Fourth Sunday of Lent


by Lucinda M. Vardey

In Jesus’ time physical afflictions were interpreted to be a sign of sinfulness and children with disabilities were believed to be bodily bearing the wrongs of their parents.  Jesus’ ministry and crucifixion undid that presumption.

In our Christian understanding suffering is not a sign of sin but an opportunity within the challenges of life to share love.  Reviled on the cross Jesus taught that compassion and mercy may not be received but it could instead be extended even in the most dire of circumstances.
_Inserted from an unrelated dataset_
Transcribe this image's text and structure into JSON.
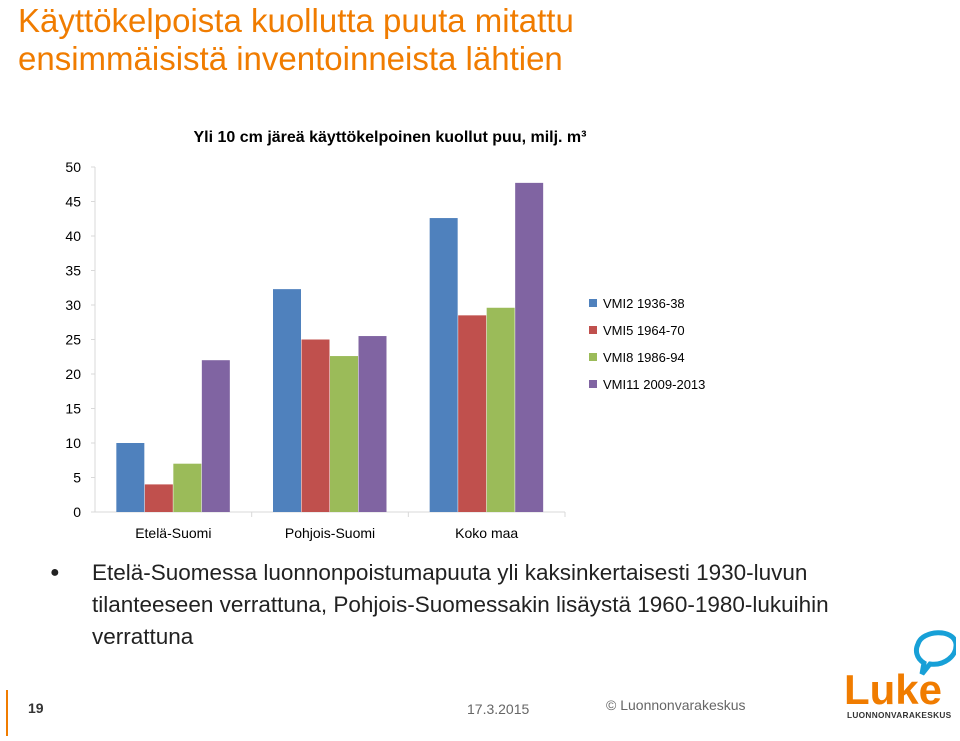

A modern-day example presents itself in the life of a young Italian woman called Benedetta Bianchi Porro.  During the l960s, she accepted Christ’s calling to take up the cross of her suffering with courage and a hope-filled heart.  Diagnosed with a rare nerve disease which paralyzed her entire body, causing her to live in the darkness and isolation of deafness and blindness, she extended the light of Jesus’ wisdom and gentleness to all who visited her.  As she came to recognize her advancing illness as a means of unity with the agony of Jesus, she offered her daily sufferings to alleviate the sufferings of others.   Through sign language with one hand, she consoled the despairing, comforted the confused and enlightened the faithless.   Now recognized as Venerable by the Church, Benedetta taught that God’s healing power comes in a number of guises testing our faith, transforming our souls, purifying our intentions and renewing our spirits in hope towards holiness.

As Psalm 23 states: “Even in the darkest valley I fear no evil, for you are with me.”